Firstly, let’s establish a key point: online learning will not disappear. Although some people may have been first introduced to a virtual classroom following the pandemic, the concept has been around since 1984, when the University of Toronto offered the first (completely) online course.

The idea of online courses didn’t come to fruition because coronavirus struck, so we don’t need to worry about the concept ceasing to exist now that the education sector is returning to its original, physical ways. In its entirety, online learning is here to stay, and it’ll more than likely continue to expand and progress.

Why people might still opt for online learning over traditional

Online learning was a fantastic alternative to formal classroom learning when the latter was simply impossible. Despite university campuses coming to life again, some people might still take a course, such as a digital leadership course, online for various reasons.

Not only can they be convenient, but also less expensive in comparison to traditional courses. In addition, learners might find that the online way offers more variety in terms of the topics and modules available and therefore choose this over physical learning. These reasons were valid long before the pandemic and will continue to be helpful beyond it.

Will those who opt for online learning be at a disadvantage?

Professors, teachers, and lecturers may be required to teach in classrooms, but that doesn’t necessarily mean students need to physically attend the lessons to receive knowledge, care, and attention. Online students will not be at a disadvantage in comparison to their fellow students who choose to participate in person.
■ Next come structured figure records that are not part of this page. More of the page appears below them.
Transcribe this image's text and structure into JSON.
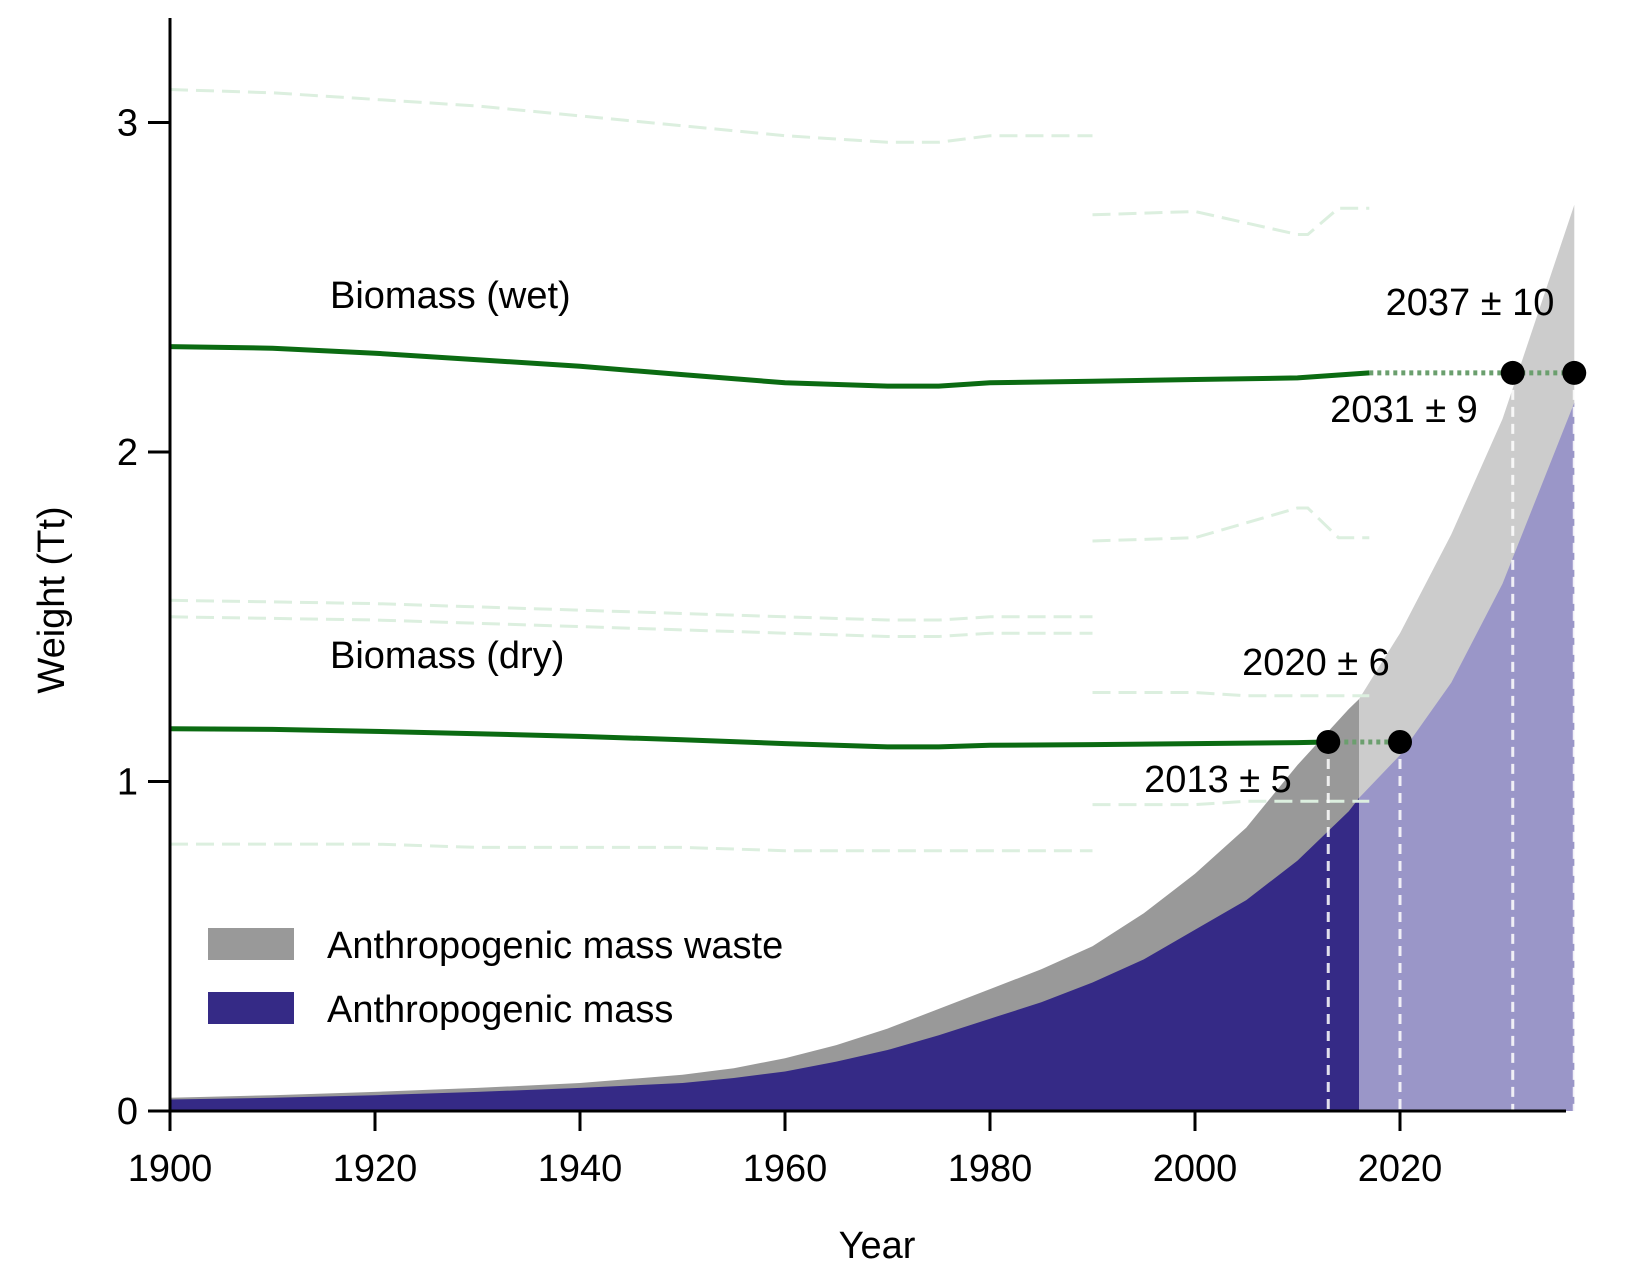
{
  "chart_data": {
    "type": "area",
    "xlabel": "Year",
    "ylabel": "Weight (Tt)",
    "xlim": [
      1900,
      2037
    ],
    "ylim": [
      0,
      3.3
    ],
    "x_ticks": [
      "1900",
      "1920",
      "1940",
      "1960",
      "1980",
      "2000",
      "2020"
    ],
    "y_ticks": [
      "0",
      "1",
      "2",
      "3"
    ],
    "colors": {
      "anthropogenic_mass": "#352a86",
      "anthropogenic_mass_projected": "#9a96c8",
      "waste": "#999999",
      "waste_projected": "#cccccc",
      "biomass": "#0b6b12",
      "biomass_projection": "#6b9f6e",
      "uncertainty": "#dcefdf"
    },
    "legend": {
      "placement": "bottom-left",
      "entries": [
        {
          "label": "Anthropogenic mass waste",
          "color": "#999999"
        },
        {
          "label": "Anthropogenic mass",
          "color": "#352a86"
        }
      ]
    },
    "anthropogenic_mass": {
      "x": [
        1900,
        1910,
        1920,
        1930,
        1940,
        1950,
        1955,
        1960,
        1965,
        1970,
        1975,
        1980,
        1985,
        1990,
        1995,
        2000,
        2005,
        2010,
        2015,
        2016,
        2020,
        2025,
        2030,
        2037
      ],
      "y": [
        0.035,
        0.04,
        0.048,
        0.058,
        0.07,
        0.085,
        0.1,
        0.12,
        0.15,
        0.185,
        0.23,
        0.28,
        0.33,
        0.39,
        0.46,
        0.55,
        0.64,
        0.76,
        0.91,
        0.95,
        1.08,
        1.3,
        1.6,
        2.15
      ]
    },
    "anthropogenic_mass_with_waste": {
      "x": [
        1900,
        1910,
        1920,
        1930,
        1940,
        1950,
        1955,
        1960,
        1965,
        1970,
        1975,
        1980,
        1985,
        1990,
        1995,
        2000,
        2005,
        2010,
        2015,
        2016,
        2020,
        2025,
        2030,
        2037
      ],
      "y": [
        0.04,
        0.048,
        0.058,
        0.07,
        0.085,
        0.11,
        0.13,
        0.16,
        0.2,
        0.25,
        0.31,
        0.37,
        0.43,
        0.5,
        0.6,
        0.72,
        0.86,
        1.05,
        1.22,
        1.25,
        1.45,
        1.75,
        2.1,
        2.75
      ]
    },
    "projection_start": 2016,
    "series": [
      {
        "name": "Biomass (wet)",
        "x": [
          1900,
          1910,
          1920,
          1930,
          1940,
          1950,
          1960,
          1970,
          1975,
          1980,
          1990,
          2000,
          2010,
          2017
        ],
        "y": [
          2.32,
          2.315,
          2.3,
          2.28,
          2.26,
          2.235,
          2.21,
          2.2,
          2.2,
          2.21,
          2.215,
          2.22,
          2.225,
          2.24
        ],
        "projection_x": [
          2017,
          2037
        ],
        "projection_y": [
          2.24,
          2.24
        ]
      },
      {
        "name": "Biomass (dry)",
        "x": [
          1900,
          1910,
          1920,
          1930,
          1940,
          1950,
          1960,
          1970,
          1975,
          1980,
          1990,
          2000,
          2010,
          2013
        ],
        "y": [
          1.16,
          1.158,
          1.152,
          1.145,
          1.137,
          1.127,
          1.115,
          1.105,
          1.105,
          1.11,
          1.112,
          1.115,
          1.118,
          1.12
        ],
        "projection_x": [
          2013,
          2020
        ],
        "projection_y": [
          1.12,
          1.12
        ]
      }
    ],
    "uncertainty_lines": [
      {
        "x": [
          1900,
          1910,
          1920,
          1930,
          1940,
          1950,
          1960,
          1970,
          1975,
          1980,
          1990
        ],
        "y": [
          3.1,
          3.09,
          3.07,
          3.05,
          3.02,
          2.99,
          2.96,
          2.94,
          2.94,
          2.96,
          2.96
        ]
      },
      {
        "x": [
          1990,
          2000,
          2010,
          2011,
          2014,
          2017
        ],
        "y": [
          2.72,
          2.73,
          2.66,
          2.66,
          2.74,
          2.74
        ]
      },
      {
        "x": [
          1990,
          2000,
          2010,
          2011,
          2014,
          2017
        ],
        "y": [
          1.73,
          1.74,
          1.83,
          1.83,
          1.74,
          1.74
        ]
      },
      {
        "x": [
          1900,
          1910,
          1920,
          1930,
          1940,
          1950,
          1960,
          1970,
          1975,
          1980,
          1990
        ],
        "y": [
          1.55,
          1.545,
          1.54,
          1.53,
          1.52,
          1.51,
          1.5,
          1.49,
          1.49,
          1.5,
          1.5
        ]
      },
      {
        "x": [
          1900,
          1910,
          1920,
          1930,
          1940,
          1950,
          1960,
          1970,
          1975,
          1980,
          1990
        ],
        "y": [
          1.5,
          1.495,
          1.49,
          1.48,
          1.47,
          1.46,
          1.45,
          1.44,
          1.44,
          1.45,
          1.45
        ]
      },
      {
        "x": [
          1990,
          2000,
          2005,
          2010,
          2017
        ],
        "y": [
          1.27,
          1.27,
          1.26,
          1.26,
          1.26
        ]
      },
      {
        "x": [
          1990,
          2000,
          2005,
          2010,
          2017
        ],
        "y": [
          0.93,
          0.93,
          0.94,
          0.94,
          0.94
        ]
      },
      {
        "x": [
          1900,
          1910,
          1920,
          1930,
          1940,
          1950,
          1960,
          1970,
          1975,
          1980,
          1990
        ],
        "y": [
          0.81,
          0.81,
          0.81,
          0.8,
          0.8,
          0.8,
          0.79,
          0.79,
          0.79,
          0.79,
          0.79
        ]
      }
    ],
    "crossovers": [
      {
        "label": "2037 ± 10",
        "x": 2037,
        "y": 2.24
      },
      {
        "label": "2031 ± 9",
        "x": 2031,
        "y": 2.24
      },
      {
        "label": "2020 ± 6",
        "x": 2020,
        "y": 1.12
      },
      {
        "label": "2013 ± 5",
        "x": 2013,
        "y": 1.12
      }
    ]
  }
}
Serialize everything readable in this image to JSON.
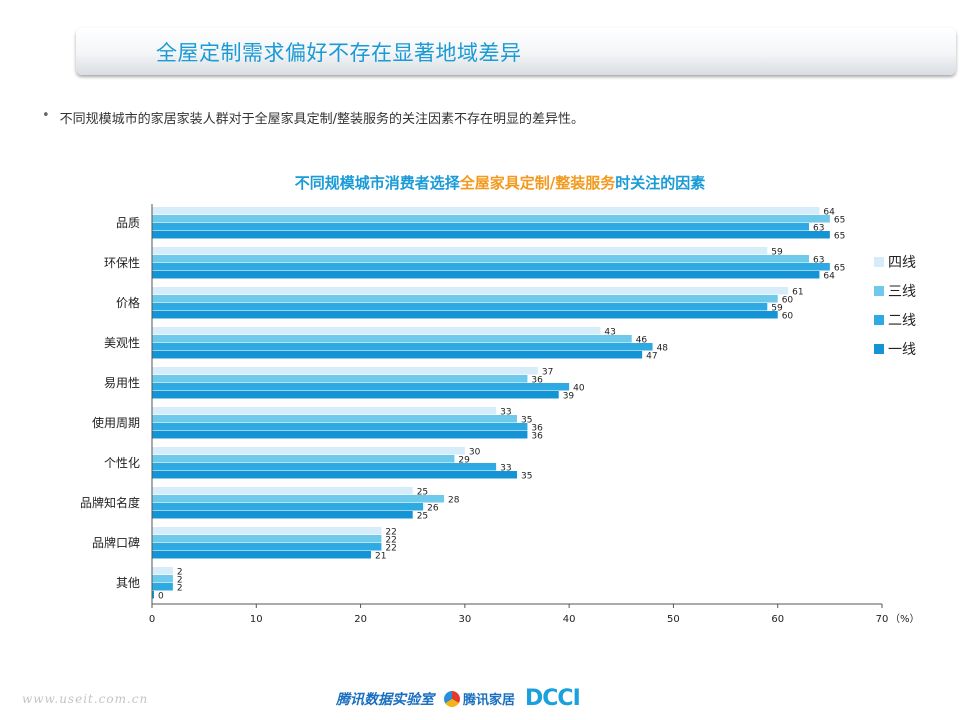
{
  "header": {
    "title": "全屋定制需求偏好不存在显著地域差异"
  },
  "bullet": {
    "text": "不同规模城市的家居家装人群对于全屋家具定制/整装服务的关注因素不存在明显的差异性。"
  },
  "chart_title": {
    "part1": "不同规模城市消费者选择",
    "highlight": "全屋家具定制/整装服务",
    "part2": "时关注的因素"
  },
  "footer": {
    "url": "www.useit.com.cn",
    "logo1": "腾讯数据实验室",
    "logo2": "腾讯家居",
    "logo3": "DCCI"
  },
  "colors": {
    "四线": "#d6ecf8",
    "三线": "#6ec9ea",
    "二线": "#2ea9e2",
    "一线": "#1494d5",
    "accent": "#1a9ad6",
    "highlight": "#f29a1f"
  },
  "chart_data": {
    "type": "bar",
    "orientation": "horizontal",
    "categories": [
      "品质",
      "环保性",
      "价格",
      "美观性",
      "易用性",
      "使用周期",
      "个性化",
      "品牌知名度",
      "品牌口碑",
      "其他"
    ],
    "series": [
      {
        "name": "四线",
        "values": [
          64,
          59,
          61,
          43,
          37,
          33,
          30,
          25,
          22,
          2
        ]
      },
      {
        "name": "三线",
        "values": [
          65,
          63,
          60,
          46,
          36,
          35,
          29,
          28,
          22,
          2
        ]
      },
      {
        "name": "二线",
        "values": [
          63,
          65,
          59,
          48,
          40,
          36,
          33,
          26,
          22,
          2
        ]
      },
      {
        "name": "一线",
        "values": [
          65,
          64,
          60,
          47,
          39,
          36,
          35,
          25,
          21,
          0
        ]
      }
    ],
    "xlim": [
      0,
      70
    ],
    "xticks": [
      0,
      10,
      20,
      30,
      40,
      50,
      60,
      70
    ],
    "unit": "（%）",
    "legend_position": "right",
    "grid": false
  }
}
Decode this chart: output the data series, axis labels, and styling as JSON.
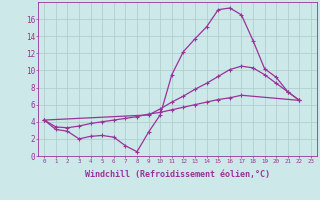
{
  "background_color": "#cde8e8",
  "line_color": "#993399",
  "grid_color": "#aacccc",
  "xlabel": "Windchill (Refroidissement éolien,°C)",
  "xlabel_fontsize": 6,
  "ylim": [
    0,
    18
  ],
  "xlim": [
    -0.5,
    23.5
  ],
  "line1_x": [
    0,
    1,
    2,
    3,
    4,
    5,
    6,
    7,
    8,
    9,
    10,
    11,
    12,
    13,
    14,
    15,
    16,
    17,
    18,
    19,
    20,
    21,
    22
  ],
  "line1_y": [
    4.2,
    3.1,
    2.9,
    2.0,
    2.3,
    2.4,
    2.2,
    1.2,
    0.5,
    2.8,
    4.8,
    9.5,
    12.2,
    13.7,
    15.1,
    17.1,
    17.3,
    16.5,
    13.5,
    10.2,
    9.2,
    7.5,
    6.5
  ],
  "line2_x": [
    0,
    1,
    2,
    3,
    4,
    5,
    6,
    7,
    8,
    9,
    10,
    11,
    12,
    13,
    14,
    15,
    16,
    17,
    22
  ],
  "line2_y": [
    4.2,
    3.4,
    3.3,
    3.5,
    3.8,
    4.0,
    4.2,
    4.4,
    4.6,
    4.9,
    5.1,
    5.4,
    5.7,
    6.0,
    6.3,
    6.6,
    6.8,
    7.1,
    6.5
  ],
  "line3_x": [
    0,
    9,
    10,
    11,
    12,
    13,
    14,
    15,
    16,
    17,
    18,
    19,
    20,
    21,
    22
  ],
  "line3_y": [
    4.2,
    4.8,
    5.5,
    6.3,
    7.0,
    7.8,
    8.5,
    9.3,
    10.1,
    10.5,
    10.3,
    9.5,
    8.5,
    7.5,
    6.5
  ],
  "yticks": [
    0,
    2,
    4,
    6,
    8,
    10,
    12,
    14,
    16
  ],
  "linewidth": 0.9,
  "markersize": 3.0
}
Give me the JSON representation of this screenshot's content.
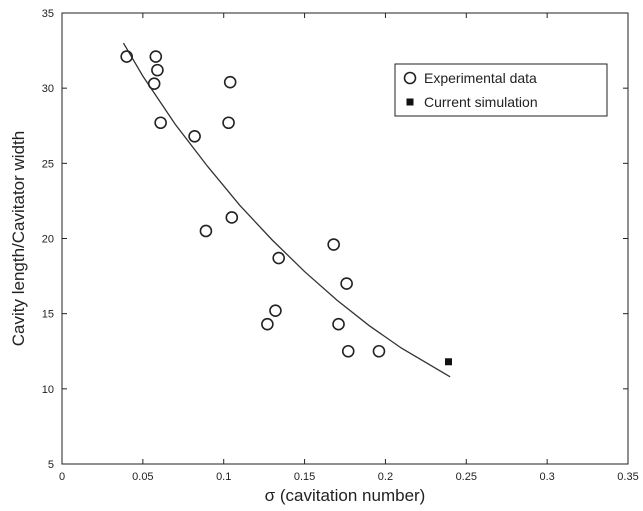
{
  "chart_data": {
    "type": "scatter",
    "xlabel": "σ (cavitation number)",
    "ylabel": "Cavity length/Cavitator width",
    "xlim": [
      0,
      0.35
    ],
    "ylim": [
      5,
      35
    ],
    "xticks": [
      0,
      0.05,
      0.1,
      0.15,
      0.2,
      0.25,
      0.3,
      0.35
    ],
    "xtick_labels": [
      "0",
      "0.05",
      "0.1",
      "0.15",
      "0.2",
      "0.25",
      "0.3",
      "0.35"
    ],
    "yticks": [
      5,
      10,
      15,
      20,
      25,
      30,
      35
    ],
    "ytick_labels": [
      "5",
      "10",
      "15",
      "20",
      "25",
      "30",
      "35"
    ],
    "grid": false,
    "legend_position": "top-right",
    "series": [
      {
        "name": "Experimental data",
        "marker": "open-circle",
        "x": [
          0.04,
          0.058,
          0.059,
          0.057,
          0.061,
          0.082,
          0.089,
          0.103,
          0.104,
          0.105,
          0.127,
          0.132,
          0.134,
          0.168,
          0.171,
          0.176,
          0.177,
          0.196
        ],
        "y": [
          32.1,
          32.1,
          31.2,
          30.3,
          27.7,
          26.8,
          20.5,
          27.7,
          30.4,
          21.4,
          14.3,
          15.2,
          18.7,
          19.6,
          14.3,
          17.0,
          12.5,
          12.5
        ]
      },
      {
        "name": "Current simulation",
        "marker": "filled-square",
        "x": [
          0.239
        ],
        "y": [
          11.8
        ]
      },
      {
        "name": "",
        "marker": "none",
        "line": "solid",
        "x": [
          0.038,
          0.05,
          0.07,
          0.09,
          0.11,
          0.13,
          0.15,
          0.17,
          0.19,
          0.21,
          0.24
        ],
        "y": [
          33.0,
          30.8,
          27.6,
          24.8,
          22.2,
          19.9,
          17.8,
          15.9,
          14.2,
          12.7,
          10.8
        ]
      }
    ]
  }
}
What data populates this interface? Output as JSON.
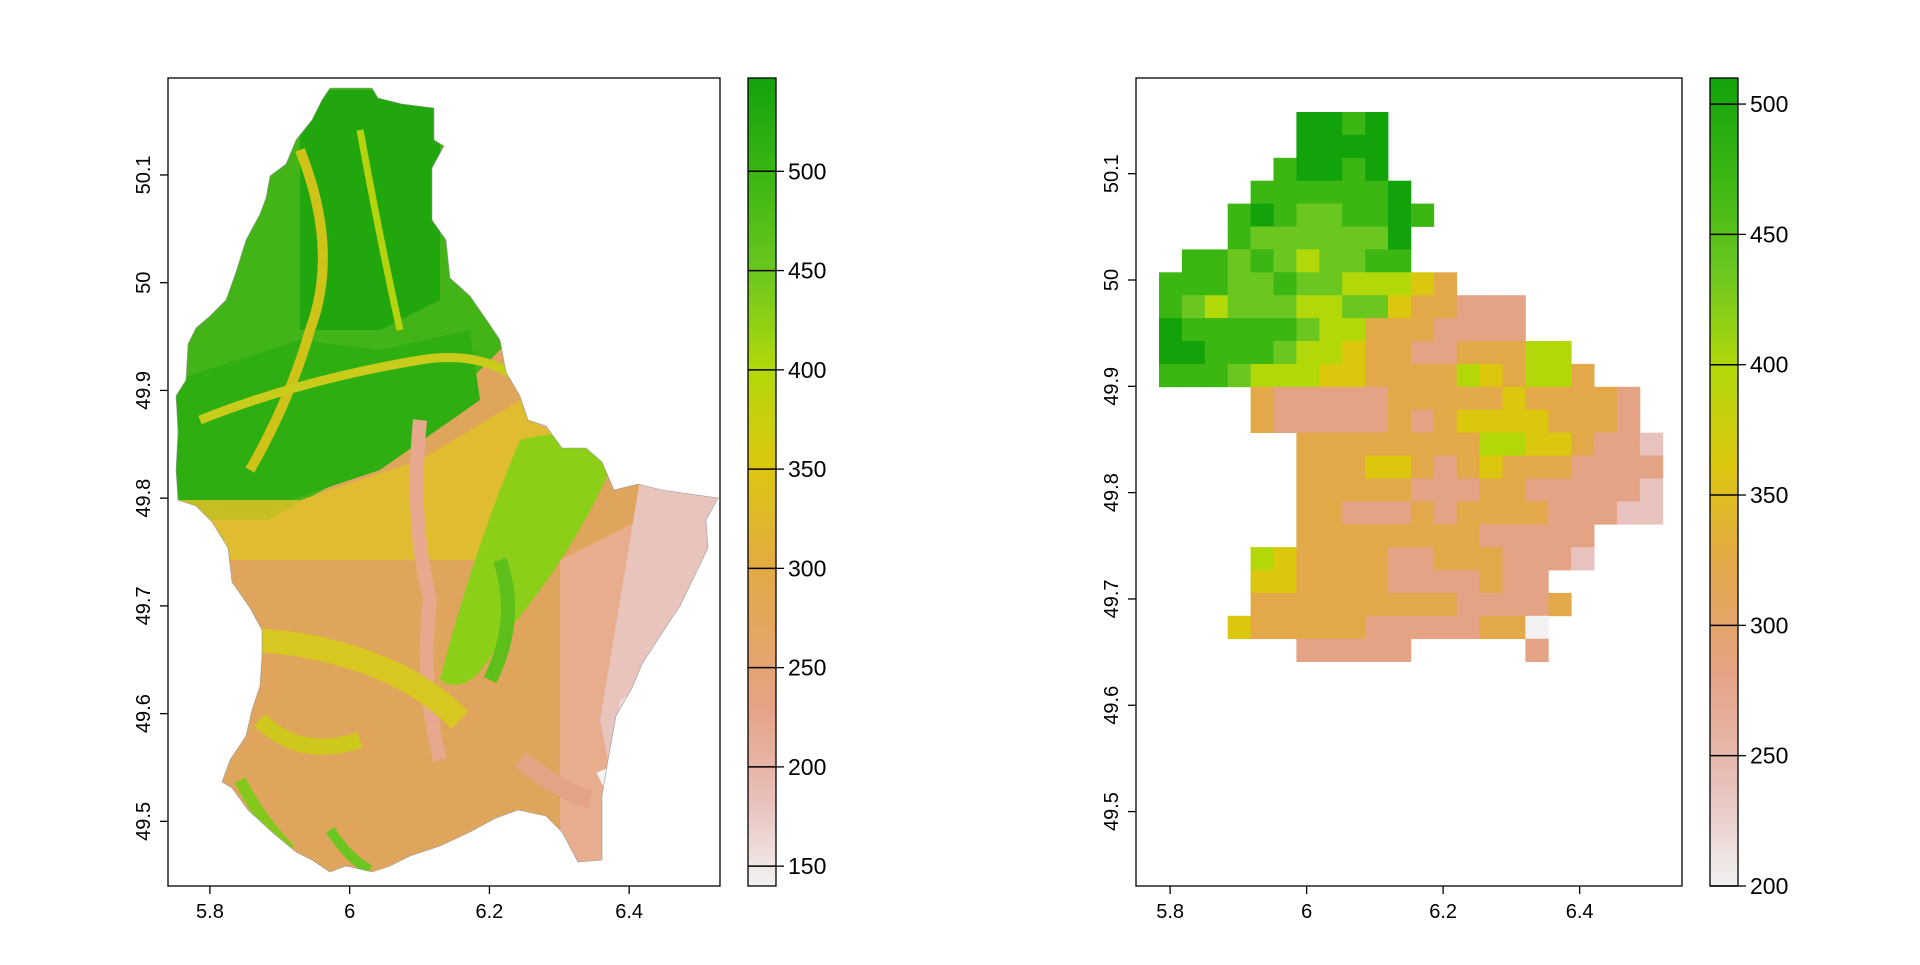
{
  "maps": [
    {
      "id": "elevation-fine",
      "x_ticks": [
        "5.8",
        "6",
        "6.2",
        "6.4"
      ],
      "y_ticks": [
        "49.5",
        "49.6",
        "49.7",
        "49.8",
        "49.9",
        "50",
        "50.1"
      ],
      "x_range": [
        5.74,
        6.53
      ],
      "y_range": [
        49.44,
        50.19
      ],
      "legend": {
        "ticks": [
          "150",
          "200",
          "250",
          "300",
          "350",
          "400",
          "450",
          "500"
        ],
        "tick_values": [
          150,
          200,
          250,
          300,
          350,
          400,
          450,
          500
        ],
        "range": [
          140,
          547
        ]
      }
    },
    {
      "id": "elevation-coarse",
      "x_ticks": [
        "5.8",
        "6",
        "6.2",
        "6.4"
      ],
      "y_ticks": [
        "49.5",
        "49.6",
        "49.7",
        "49.8",
        "49.9",
        "50",
        "50.1"
      ],
      "x_range": [
        5.75,
        6.55
      ],
      "y_range": [
        49.43,
        50.19
      ],
      "legend": {
        "ticks": [
          "200",
          "250",
          "300",
          "350",
          "400",
          "450",
          "500"
        ],
        "tick_values": [
          200,
          250,
          300,
          350,
          400,
          450,
          500
        ],
        "range": [
          200,
          510
        ]
      }
    }
  ],
  "colors": {
    "palette": [
      "#f2f2f2",
      "#e8c2bd",
      "#e5a386",
      "#e3a848",
      "#dcc70f",
      "#b2d80a",
      "#6bc71f",
      "#3bb613",
      "#12a30b"
    ],
    "frame": "#000000",
    "background": "#ffffff"
  }
}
If someone enrols in an online course that features elements of physical teaching, video platforms such as Zoom and Microsoft Teams allow students to watch – as if they’re right there in the classroom – from the comfort of their home. This means physical teaching and online learning can work in unison, and one doesn’t have to replace the other.

The future of online learning

As technology rapidly progresses, we can also expect the advancement of online learning to progress. Augmented Reality (AR) and Virtual Reality (VR) have become huge parts of the gaming world, which will only extend to other areas such as the education sector.

VR creates an exciting and immersive virtual environment, while AR generates real-world scenes with generated perceptual information laid on top. Both pieces of technology will enhance online learning by delivering immersive experiences that will help students absorb knowledge and expand their skills in a way that’s never been available before.

The choice is yours

If you’re someone who prefers to learn from the comfort of your own home, that’s precisely the path you should take. We’re lucky to live in a world where online learning is an option –not just because of the coronavirus pandemic.

Introducing compulsory physical teaching will not take any opportunities away from you. It may even present more options, so you could be getting ahead of the curve by opting to learn online instead of in person. Technology is the future, after all.